日時:2025年2月9日(日) 午後2時開演
場所:サントリーホール ほぼ満席
指揮 キンボー・イシイ
演奏:ジュニア・フィルハーモニック・オーケストラ
曲目:第一部 リヒャルト・シュトラウス /13管楽器のためのセレナード、
リスト/ 交響詩「レ・プレリュード」
第二部 フランク/ 交響曲ニ短調
リヒャルト・シュトラウスの13管楽器のためのセレナードで、R・シュトラウスが18歳の時に書き上げたとパンフレットに書いてある。『R・シュトラウスが残した唯一の独立した器楽用セレナードであるこの曲は、それぞれ2本ずつのフルート、オーボエ、クラリネット、ファゴットと1本のコントラ・ファゴット(またはチューバ、コントラバス)、そして4本のホルンのために書かれており「ハーモニームジーク(古典派からロマン派にかけて流行した管楽合奏形態で、ホルンとファゴット、それに加えてオーボエとクラリネットのいずれかあるいは両方を通常2本ずつ使うのを原則とする)」、、、』 今回の演奏では総勢14名程度で少人数、またコントラバスが使われていた。この管楽器を2本ずつ使うことがミソだと思う。このことで豊かな響きが得られていると感じる。2本の管楽器が少しずつ音を違えていると和音が出来て、なおいいように思うが実際にはどうなんだろう。この2管編成は古典派からロマン派にかけて流行したとある。クラッシック音楽の始まりの頃だ。和音をだいじにする純正律が始まったころだと思われる。
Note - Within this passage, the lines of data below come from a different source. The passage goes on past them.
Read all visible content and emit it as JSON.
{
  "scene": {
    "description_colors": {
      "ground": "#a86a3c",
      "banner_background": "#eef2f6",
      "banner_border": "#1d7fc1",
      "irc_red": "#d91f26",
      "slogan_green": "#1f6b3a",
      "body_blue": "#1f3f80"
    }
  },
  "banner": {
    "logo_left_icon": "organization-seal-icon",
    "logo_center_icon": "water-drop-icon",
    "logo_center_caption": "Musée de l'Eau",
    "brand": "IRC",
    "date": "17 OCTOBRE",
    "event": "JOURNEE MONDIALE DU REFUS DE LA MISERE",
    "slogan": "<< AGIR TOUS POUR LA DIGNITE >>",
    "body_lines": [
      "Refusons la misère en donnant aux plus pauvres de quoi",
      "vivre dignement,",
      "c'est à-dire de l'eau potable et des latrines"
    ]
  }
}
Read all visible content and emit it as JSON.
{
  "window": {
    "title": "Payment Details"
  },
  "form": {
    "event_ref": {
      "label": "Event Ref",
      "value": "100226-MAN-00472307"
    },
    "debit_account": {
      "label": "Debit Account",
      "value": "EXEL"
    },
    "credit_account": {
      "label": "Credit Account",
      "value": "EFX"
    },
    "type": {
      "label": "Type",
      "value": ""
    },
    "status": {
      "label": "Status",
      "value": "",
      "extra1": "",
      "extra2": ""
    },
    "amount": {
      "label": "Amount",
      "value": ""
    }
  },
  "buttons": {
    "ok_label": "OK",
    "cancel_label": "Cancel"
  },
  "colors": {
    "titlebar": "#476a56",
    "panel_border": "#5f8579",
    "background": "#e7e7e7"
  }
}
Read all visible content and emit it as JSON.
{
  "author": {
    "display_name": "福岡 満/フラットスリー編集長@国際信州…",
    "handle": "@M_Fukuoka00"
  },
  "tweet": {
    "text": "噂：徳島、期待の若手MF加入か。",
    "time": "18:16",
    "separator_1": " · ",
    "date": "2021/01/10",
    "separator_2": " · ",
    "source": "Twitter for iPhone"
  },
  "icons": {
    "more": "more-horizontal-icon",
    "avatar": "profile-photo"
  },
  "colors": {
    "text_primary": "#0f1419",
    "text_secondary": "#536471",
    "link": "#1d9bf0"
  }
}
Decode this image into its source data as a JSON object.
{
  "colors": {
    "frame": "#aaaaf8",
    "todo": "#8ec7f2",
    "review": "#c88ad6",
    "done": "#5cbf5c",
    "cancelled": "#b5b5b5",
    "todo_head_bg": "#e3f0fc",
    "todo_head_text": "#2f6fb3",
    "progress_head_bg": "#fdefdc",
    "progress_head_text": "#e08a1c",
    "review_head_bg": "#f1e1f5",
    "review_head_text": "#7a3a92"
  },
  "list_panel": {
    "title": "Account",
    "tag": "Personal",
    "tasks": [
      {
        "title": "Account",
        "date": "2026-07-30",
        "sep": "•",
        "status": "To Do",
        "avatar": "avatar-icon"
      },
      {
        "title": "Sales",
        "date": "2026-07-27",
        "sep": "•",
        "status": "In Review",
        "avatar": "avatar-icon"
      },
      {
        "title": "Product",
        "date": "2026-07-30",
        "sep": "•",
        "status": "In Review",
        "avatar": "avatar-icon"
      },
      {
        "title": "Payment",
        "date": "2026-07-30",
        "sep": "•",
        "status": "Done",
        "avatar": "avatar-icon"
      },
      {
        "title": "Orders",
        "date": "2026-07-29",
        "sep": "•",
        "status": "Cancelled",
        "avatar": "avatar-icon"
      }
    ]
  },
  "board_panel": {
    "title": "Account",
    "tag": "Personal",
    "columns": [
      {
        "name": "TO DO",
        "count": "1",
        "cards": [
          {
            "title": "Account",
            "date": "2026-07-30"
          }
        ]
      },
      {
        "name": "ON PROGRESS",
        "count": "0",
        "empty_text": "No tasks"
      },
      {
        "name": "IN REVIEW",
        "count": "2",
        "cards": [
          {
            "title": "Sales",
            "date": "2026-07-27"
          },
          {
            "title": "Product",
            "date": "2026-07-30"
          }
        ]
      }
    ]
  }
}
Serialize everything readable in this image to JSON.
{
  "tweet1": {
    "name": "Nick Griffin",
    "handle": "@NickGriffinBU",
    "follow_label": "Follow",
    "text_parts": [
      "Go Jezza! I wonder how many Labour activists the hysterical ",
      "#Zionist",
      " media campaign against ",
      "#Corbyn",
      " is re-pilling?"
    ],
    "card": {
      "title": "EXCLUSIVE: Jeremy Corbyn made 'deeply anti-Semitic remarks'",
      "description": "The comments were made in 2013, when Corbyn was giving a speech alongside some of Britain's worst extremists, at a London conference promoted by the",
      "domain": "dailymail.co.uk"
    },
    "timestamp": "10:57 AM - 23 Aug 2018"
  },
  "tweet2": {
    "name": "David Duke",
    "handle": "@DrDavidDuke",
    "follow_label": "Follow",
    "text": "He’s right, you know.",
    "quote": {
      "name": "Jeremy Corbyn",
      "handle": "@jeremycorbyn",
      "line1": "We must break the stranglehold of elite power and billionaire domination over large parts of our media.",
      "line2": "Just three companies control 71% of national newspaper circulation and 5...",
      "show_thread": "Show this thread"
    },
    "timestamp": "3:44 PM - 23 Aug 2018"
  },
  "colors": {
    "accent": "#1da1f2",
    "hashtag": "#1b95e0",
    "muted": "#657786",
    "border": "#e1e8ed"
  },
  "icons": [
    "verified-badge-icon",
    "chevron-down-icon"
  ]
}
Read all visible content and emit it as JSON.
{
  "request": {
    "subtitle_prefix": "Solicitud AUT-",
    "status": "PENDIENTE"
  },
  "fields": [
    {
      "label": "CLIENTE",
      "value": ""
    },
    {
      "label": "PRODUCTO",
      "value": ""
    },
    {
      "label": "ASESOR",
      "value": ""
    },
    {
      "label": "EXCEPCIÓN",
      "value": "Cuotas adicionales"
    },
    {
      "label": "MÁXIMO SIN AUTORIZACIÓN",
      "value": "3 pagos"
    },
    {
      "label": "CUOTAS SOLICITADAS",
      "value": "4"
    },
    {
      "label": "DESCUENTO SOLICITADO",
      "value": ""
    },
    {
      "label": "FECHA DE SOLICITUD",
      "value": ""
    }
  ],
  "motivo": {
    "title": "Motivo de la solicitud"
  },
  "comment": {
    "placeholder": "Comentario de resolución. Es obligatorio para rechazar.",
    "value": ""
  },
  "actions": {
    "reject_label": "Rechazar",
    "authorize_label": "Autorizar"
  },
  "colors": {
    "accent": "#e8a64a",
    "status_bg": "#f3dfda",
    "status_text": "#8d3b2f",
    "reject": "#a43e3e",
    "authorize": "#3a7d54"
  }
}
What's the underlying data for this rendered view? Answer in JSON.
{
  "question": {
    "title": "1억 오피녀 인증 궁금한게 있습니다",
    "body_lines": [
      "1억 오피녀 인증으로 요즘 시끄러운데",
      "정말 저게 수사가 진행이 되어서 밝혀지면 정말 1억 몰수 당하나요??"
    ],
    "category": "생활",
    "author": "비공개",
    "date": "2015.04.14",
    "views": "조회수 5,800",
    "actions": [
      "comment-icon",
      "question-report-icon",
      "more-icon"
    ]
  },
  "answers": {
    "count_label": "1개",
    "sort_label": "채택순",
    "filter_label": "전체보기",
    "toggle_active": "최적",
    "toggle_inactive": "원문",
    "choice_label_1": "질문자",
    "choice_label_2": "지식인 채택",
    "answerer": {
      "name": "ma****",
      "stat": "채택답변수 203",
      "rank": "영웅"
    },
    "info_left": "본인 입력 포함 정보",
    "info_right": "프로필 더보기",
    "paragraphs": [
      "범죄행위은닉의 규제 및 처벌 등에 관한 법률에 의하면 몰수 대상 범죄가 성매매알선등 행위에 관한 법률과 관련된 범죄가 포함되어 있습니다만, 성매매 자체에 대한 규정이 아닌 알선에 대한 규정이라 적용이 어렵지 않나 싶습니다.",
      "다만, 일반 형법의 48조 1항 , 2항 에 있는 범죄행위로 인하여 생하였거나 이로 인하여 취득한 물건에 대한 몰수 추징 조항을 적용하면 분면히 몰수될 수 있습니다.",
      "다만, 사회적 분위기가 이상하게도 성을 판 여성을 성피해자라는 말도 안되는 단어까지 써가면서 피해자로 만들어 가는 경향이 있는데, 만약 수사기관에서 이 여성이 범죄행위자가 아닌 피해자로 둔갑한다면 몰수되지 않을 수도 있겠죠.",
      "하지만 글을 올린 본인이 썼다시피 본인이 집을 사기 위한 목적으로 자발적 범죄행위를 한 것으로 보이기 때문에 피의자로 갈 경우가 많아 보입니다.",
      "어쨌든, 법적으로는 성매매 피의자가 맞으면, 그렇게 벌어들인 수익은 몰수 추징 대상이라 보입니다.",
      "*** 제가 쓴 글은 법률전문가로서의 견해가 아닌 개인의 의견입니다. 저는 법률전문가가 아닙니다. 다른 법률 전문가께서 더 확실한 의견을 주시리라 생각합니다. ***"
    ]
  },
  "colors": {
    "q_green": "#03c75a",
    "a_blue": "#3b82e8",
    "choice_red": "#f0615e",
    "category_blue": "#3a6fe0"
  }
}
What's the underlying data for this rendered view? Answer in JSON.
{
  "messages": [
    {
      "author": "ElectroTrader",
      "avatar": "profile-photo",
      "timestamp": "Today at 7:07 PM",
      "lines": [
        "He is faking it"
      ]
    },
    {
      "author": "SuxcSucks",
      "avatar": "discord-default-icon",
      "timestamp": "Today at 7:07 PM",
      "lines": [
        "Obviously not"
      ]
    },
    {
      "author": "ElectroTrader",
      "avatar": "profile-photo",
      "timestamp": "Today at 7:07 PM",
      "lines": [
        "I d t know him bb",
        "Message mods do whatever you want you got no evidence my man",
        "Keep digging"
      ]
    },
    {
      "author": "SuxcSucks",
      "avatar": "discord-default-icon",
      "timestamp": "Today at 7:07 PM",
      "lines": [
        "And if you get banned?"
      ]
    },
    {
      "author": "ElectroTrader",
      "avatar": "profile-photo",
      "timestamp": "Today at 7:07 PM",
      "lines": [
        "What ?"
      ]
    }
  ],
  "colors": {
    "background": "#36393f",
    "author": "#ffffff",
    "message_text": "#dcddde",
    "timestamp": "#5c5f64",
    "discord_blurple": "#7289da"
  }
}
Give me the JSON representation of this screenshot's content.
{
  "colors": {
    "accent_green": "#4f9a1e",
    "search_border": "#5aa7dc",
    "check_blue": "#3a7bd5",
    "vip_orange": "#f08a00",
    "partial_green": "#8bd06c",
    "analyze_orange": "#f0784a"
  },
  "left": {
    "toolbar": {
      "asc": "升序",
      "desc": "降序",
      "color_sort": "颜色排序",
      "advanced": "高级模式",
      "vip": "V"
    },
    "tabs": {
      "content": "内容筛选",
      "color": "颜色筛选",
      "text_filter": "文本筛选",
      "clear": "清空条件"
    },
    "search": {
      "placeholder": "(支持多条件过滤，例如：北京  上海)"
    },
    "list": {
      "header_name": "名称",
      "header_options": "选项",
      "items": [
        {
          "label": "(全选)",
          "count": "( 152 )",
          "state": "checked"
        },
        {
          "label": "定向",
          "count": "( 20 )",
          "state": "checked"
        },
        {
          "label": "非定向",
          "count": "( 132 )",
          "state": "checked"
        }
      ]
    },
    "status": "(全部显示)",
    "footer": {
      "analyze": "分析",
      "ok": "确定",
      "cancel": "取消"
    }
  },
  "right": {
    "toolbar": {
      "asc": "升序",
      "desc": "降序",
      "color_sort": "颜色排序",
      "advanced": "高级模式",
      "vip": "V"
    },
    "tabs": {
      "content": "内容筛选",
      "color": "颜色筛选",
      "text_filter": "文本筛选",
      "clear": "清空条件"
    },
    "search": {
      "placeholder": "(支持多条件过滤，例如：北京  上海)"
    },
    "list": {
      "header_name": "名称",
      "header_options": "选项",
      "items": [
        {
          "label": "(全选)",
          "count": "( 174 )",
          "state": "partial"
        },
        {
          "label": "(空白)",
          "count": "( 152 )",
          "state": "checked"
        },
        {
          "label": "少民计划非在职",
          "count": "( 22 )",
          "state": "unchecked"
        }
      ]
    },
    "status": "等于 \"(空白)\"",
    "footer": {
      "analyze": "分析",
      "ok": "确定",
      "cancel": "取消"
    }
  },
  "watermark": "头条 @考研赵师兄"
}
しかも若々しく、元気な曲で、作曲者の若々しい感じがよく演奏にあらわれていた。
次のリストの交響詩レ・プレリュードは、オーケストラは大編成で舞台一杯に演奏者が並んだ。チラシによれば『人生は死へのプレリュード=前奏曲である。』とリストは語ったようであるが、この言葉とは違い、時折大自然の風や雷のような状態があり、また美しいハーモニーがあり、これも若々しい曲とかんじた。これはホンダの車プレリュードの広告に使えそうなわくわくした感じで、いい曲だった。
後半のフランクの交響曲ニ短調は、フランクの晩年の作品だそうだ。荘重なメロディーが時折り返され、最期に勢いよく終わる。悩んで悩んで、突き抜けていく感じで、この曲も若々しく、勢いのあるものだった。
キンボーさんは、指揮をするときには、指揮台に立って棒を振っているが、お客さんに挨拶するときには、指揮台から降りて挨拶をしていた。このことはジュニアフィルの若々しさと相まって、すがすがしい感じになっていた。
私はR・シュトラウスの曲は管楽器を2本ずつ使ってハーモニーを醸し出す工夫をしているのではないかとメールをしたら、先ほどキンボーさんからメールをいただいた。『どの楽器(とくに管楽器)にもそれぞれ本来の音程傾向のようなツボがあり、それを個々の奏者が正す際に多少の調整のズレは生じるものですが、今回の演奏に限ってい言えば、それがたまたまピタゴラス音律と純正律の狭間を往復した結果となった可能性があります。、、ただ、倍音が長い楽器から合奏の動線を取ってもらうよう努力はさせました。整った音程が、必ずしも美しい音程ではないのですが、そこも個性であるべき箇所。答えのない永遠のテーマでしょうか。。』
なるほど!! その結果の演奏は大変良かったですね。またうかがいます。